Other books, both fiction and non-fiction are in the works. Here with all of you, day by day, I will share their development, as well as inspiration, writing and marketing methods, and resources which have helped me. I welcome writers of all ages to read my struggles and successes in order to navigate your own book ideas and progress. Comment and let the rest of us know; we’re all roving reporters discovering features along the reading (and writing) road.

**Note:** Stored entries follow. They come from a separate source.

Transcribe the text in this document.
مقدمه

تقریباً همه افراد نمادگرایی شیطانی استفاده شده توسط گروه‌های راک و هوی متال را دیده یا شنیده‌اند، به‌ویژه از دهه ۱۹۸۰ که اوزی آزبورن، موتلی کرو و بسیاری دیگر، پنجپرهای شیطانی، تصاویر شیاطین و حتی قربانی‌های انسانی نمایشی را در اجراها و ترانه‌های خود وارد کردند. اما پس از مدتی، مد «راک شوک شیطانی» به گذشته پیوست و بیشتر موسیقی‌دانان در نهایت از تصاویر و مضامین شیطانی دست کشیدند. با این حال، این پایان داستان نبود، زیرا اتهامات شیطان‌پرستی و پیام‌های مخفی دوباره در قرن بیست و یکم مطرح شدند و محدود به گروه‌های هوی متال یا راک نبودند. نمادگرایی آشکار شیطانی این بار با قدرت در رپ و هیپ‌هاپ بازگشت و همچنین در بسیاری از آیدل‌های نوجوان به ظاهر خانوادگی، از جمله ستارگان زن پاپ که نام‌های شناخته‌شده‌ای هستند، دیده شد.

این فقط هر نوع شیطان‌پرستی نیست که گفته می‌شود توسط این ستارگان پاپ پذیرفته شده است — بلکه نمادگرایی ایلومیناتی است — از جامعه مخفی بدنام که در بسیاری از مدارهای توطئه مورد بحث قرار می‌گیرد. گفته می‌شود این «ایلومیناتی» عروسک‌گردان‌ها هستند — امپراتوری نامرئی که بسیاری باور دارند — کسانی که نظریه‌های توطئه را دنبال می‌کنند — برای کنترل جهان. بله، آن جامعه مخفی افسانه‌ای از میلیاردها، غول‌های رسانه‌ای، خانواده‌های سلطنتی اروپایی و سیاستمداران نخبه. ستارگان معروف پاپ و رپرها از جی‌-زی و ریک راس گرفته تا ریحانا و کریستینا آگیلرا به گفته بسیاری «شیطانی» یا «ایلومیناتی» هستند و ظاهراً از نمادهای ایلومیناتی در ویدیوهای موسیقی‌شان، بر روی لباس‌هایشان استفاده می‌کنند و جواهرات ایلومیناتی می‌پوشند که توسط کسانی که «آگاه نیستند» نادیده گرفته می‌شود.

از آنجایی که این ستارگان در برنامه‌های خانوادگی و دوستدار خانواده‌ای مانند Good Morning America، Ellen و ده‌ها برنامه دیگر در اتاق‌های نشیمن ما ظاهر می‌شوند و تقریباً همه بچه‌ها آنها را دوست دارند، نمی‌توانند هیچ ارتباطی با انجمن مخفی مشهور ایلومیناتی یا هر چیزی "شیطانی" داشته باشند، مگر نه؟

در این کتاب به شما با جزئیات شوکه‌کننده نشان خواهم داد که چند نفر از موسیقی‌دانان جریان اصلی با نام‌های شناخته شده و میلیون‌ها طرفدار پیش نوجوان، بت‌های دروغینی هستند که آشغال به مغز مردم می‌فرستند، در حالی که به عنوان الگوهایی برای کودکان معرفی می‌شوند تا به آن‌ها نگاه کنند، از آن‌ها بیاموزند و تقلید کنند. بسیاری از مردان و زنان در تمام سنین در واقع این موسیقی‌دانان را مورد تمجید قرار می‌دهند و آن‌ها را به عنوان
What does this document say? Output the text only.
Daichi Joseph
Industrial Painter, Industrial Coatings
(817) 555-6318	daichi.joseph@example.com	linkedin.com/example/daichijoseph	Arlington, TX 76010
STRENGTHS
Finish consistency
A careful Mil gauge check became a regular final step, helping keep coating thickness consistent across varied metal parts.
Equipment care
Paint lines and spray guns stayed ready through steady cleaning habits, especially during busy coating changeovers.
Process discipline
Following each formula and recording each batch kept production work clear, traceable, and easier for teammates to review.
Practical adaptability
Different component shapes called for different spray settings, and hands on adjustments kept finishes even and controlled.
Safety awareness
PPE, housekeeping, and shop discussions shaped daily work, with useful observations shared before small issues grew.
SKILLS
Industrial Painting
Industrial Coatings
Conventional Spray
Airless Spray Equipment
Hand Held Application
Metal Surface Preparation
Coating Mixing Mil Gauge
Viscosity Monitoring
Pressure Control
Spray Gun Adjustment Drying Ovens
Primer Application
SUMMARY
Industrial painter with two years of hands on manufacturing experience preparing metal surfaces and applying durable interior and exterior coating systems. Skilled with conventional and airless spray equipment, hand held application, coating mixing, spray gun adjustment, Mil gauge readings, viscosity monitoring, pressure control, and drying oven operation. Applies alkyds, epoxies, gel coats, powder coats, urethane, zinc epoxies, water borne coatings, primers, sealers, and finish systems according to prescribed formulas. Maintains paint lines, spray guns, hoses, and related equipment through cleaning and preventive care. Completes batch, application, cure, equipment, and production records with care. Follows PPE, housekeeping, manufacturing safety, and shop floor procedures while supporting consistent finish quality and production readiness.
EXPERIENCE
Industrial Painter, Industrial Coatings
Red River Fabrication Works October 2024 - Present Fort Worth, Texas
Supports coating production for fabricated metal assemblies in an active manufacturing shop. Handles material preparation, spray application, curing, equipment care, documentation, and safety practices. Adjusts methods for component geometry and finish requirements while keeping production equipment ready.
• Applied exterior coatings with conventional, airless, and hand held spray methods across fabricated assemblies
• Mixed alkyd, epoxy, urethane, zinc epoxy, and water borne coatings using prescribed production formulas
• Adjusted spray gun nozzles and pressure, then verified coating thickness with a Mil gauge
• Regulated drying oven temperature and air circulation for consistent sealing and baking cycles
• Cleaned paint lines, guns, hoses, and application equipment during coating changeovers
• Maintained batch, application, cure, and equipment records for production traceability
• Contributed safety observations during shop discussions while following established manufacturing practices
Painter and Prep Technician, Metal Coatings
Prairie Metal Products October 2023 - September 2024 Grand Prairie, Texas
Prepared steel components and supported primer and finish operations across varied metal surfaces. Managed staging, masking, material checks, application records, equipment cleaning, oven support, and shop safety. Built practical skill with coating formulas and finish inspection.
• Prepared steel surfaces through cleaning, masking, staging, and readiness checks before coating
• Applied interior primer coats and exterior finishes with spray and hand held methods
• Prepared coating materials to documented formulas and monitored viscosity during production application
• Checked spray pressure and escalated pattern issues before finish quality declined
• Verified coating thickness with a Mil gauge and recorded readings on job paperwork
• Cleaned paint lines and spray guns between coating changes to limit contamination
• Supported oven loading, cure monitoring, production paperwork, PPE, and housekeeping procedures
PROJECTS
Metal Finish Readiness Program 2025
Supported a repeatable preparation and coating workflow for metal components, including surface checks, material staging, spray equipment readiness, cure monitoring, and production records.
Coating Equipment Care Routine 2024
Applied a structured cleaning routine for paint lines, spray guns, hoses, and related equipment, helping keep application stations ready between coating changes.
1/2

What are the odds that the connection with Blair would have taken place just as I was polishing my manuscript? I have to think that it was just meant to be. There have been other lucky forks in the reading road which I have taken to chase bears or rescue migrating birds, but these are tales for another day. For now, I am excited to talk about bees who make honey while they are flying, along with other amazing feats – and maybe share a glass of lemonade with some of my readers!